The Cavaliers started out rather pedestrian at 4-4 as the kinks of a new system had to be worked out. But once the winter break hit, so did a winning streak that included topping three ranked teams (UAB, Georgia Tech and Miami), giving Virginia its first 3-0 start in ACC play since the 1994-95 campaign.

“Things just kind of came together as a team over Christmas break,” said Farrakhan. “Personally, I used to be real hard on myself when I made a mistake. If I made a mistake in practice I would be mad at myself and have a hard time letting it go. It was during the beginning of break this season that the coaches told me to not worry about it and just keep playing – play through it. They do a great job of instilling in us how to play through adversity and know how to play with composure, because that is what would happen to me, I would want to do things so perfectly and if I made a mistake I would be highly upset.
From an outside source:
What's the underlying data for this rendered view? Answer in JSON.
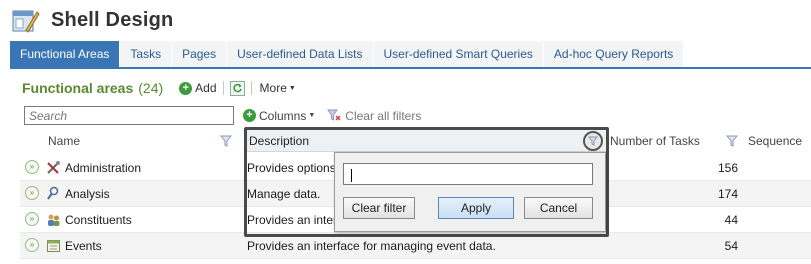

Now the staff tells me to keep playing and don’t worry about it and that has been a big help for me this season.”

The added confidence has sparked UVa runs this season when Farrakhan comes off the bench.

“I try and bring the energy and always play energized,” said Farrakhan. “I aspire each game to be one of the guys who really gets after it and I want to lift my teammates in anyway possible by playing complete basketball.”

Farrakhan has succceeded in such goals of late. In Virginia’s wins over the three ranked opponents, he averaged 12.7 points, 2.7 assists and 2.0 rebounds in 21.0 minutes of action during those triumphs, while only yielding two total turnovers. He also shot 62 percent (11-of-18) from the floor and 67 percent (4-of-6) from beyond the arc in those victories, nicely supplementing Virginia’s primary scoring tandem of Sylven Landesberg and Mike Scott.

Despite the recent successes, Farrakhan and the Cavaliers have remained grounded, especially with the majority of the ACC slate remaining.

“No words can describe what the ACC is like every night,” said Farrakhan. “It feels like older times – the clashing of gladiators in hallowed arenas. Despite our successes we are still a work in progress. We need to get better, but its great to know we are working hard and things are starting to come through for us now. ‘Stay humble and keep working’ is what Coach Bennett keeps telling us, keep knocking at the door, keep knocking and plugging. Good or bad, we will still be a family and we will still be together and getting it done the right way.”

As the rugged ACC schedule continues the fans will file into John Paul Jones Arena to bare witness as the Cavaliers persevere a rise from the league ashes. Like so often happens in the sports realm, there are so many other under currents, so much more that meets the eye than what a fan sees in the arena of competition. A new coach and a new staff, building a stronger edifice for continued success. A team buying into their leader – players buying into themselves as one unit and a kid from the suburbs of Chicago playing the game with such passion and energy to remind himself and his family that to live in the hearts of others is not to die.